In 1957, Safford accepted a teaching and coaching job at West Geauga, where he stayed until his retirement in 1979.
He coached juniorvarsity basketball from 1958-1963 for the Wolverines, but was never given the head job.
“It was always a disappointment that I never coached varsity basketball at West Geauga,” he later told Thompson.
He also coached track there, from 1961 to 1969, winning seven championships in nine years, as well as cross country for five years, winning championships in 1966 and 1967. In 1978 he was named head of the English department.
He played slowpitch softball in Painesville with his son, Steve, and Thompson during the 1960s and participated in volleyball in Chesterland.
When he retired in 1979, he and his wife, Virginia, did a lot of traveling. One of Safford’s favorite trips was to Cooperstown, N.Y., to visit the Baseball Hall of Fame. The couple also took several trips to Florida.
“We travel by car, about 300 miles a day,” he said. “My son calls us leisurely travelers.”
Hiram was married to Virginia, whom he met in West Springfield, Pa. when Hiram came into town after graduating from college and Virginia was still in high school, for 55 years before his death. The couple had a son, Steve; daughters Ann and Jane; and four grandchildren.

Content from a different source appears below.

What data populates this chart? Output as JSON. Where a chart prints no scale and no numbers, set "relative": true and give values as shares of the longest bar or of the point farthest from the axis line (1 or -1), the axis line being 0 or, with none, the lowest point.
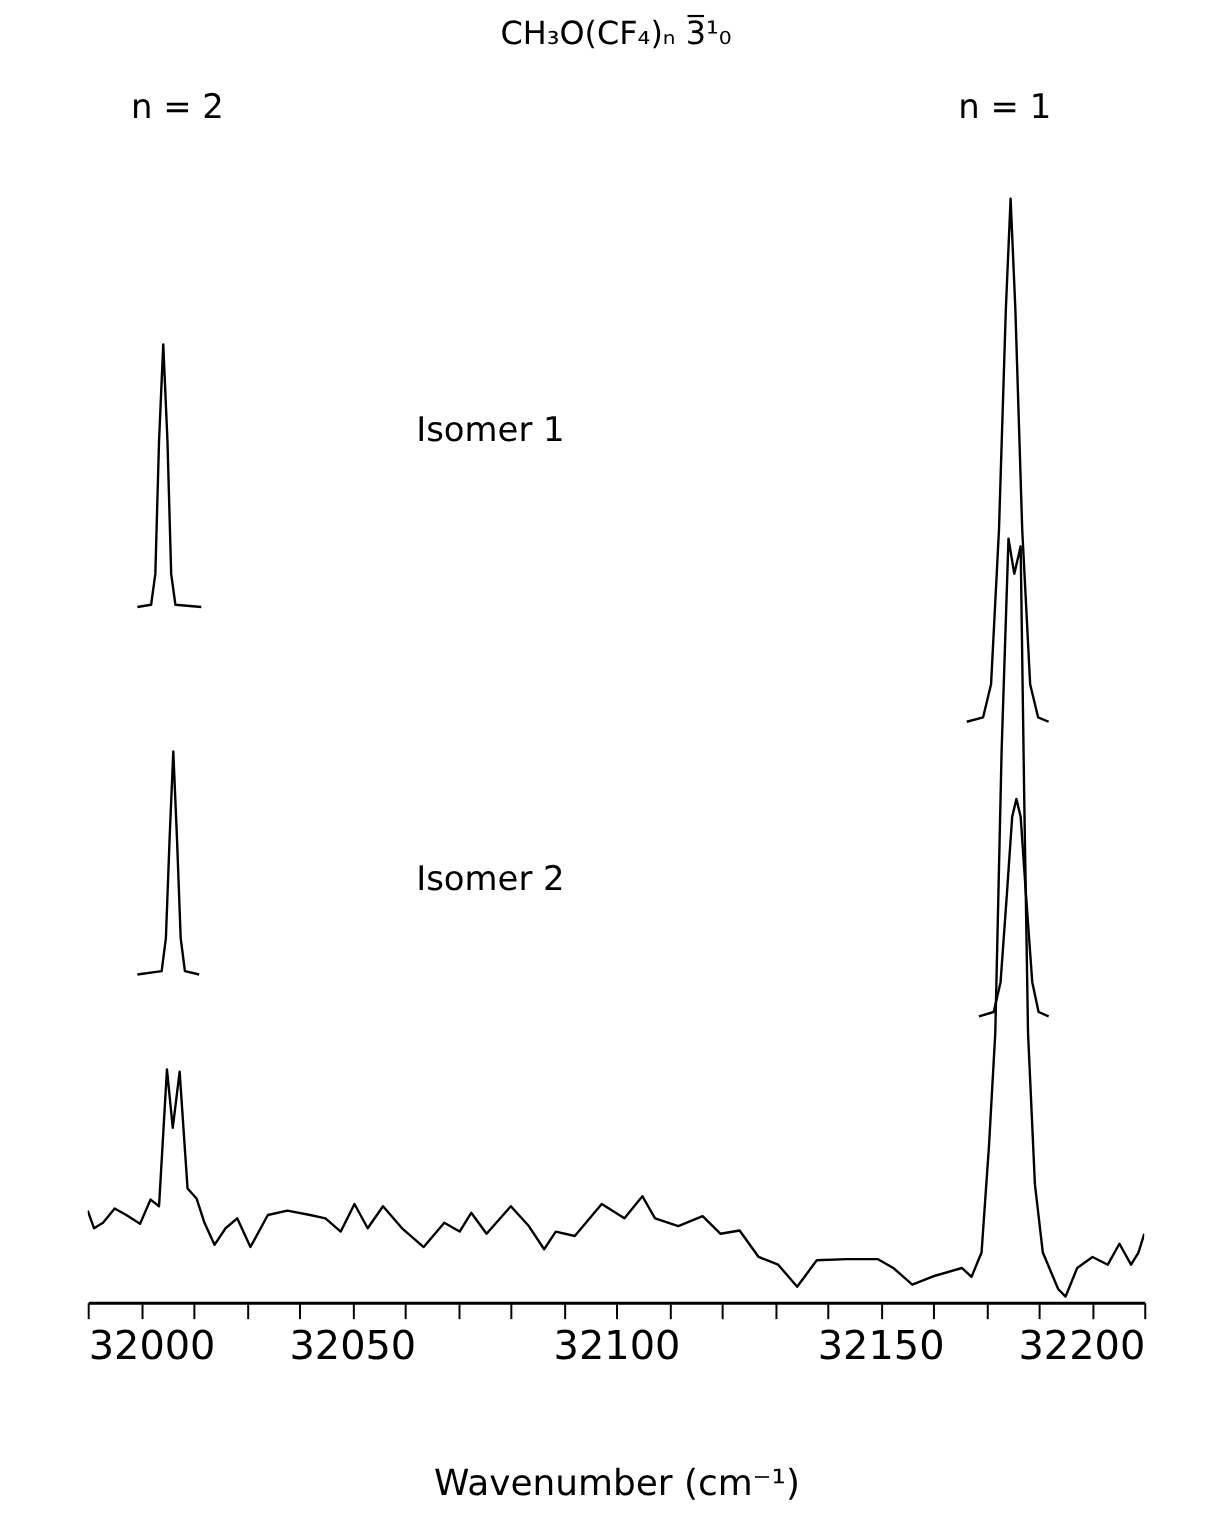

When he retired, Thompson asked him if he had any regrets.
“I wouldn’t change a thing,” he said.
“It was an exciting time,” Safford’s widow, Virginia, now 90 years old said. “There were so many schools, like Rowe and Fairport. We were married for 55 years before he died, and I still miss him.”
Larick, a retired Star Beacon sports writer, is a freelance writer from Geneva.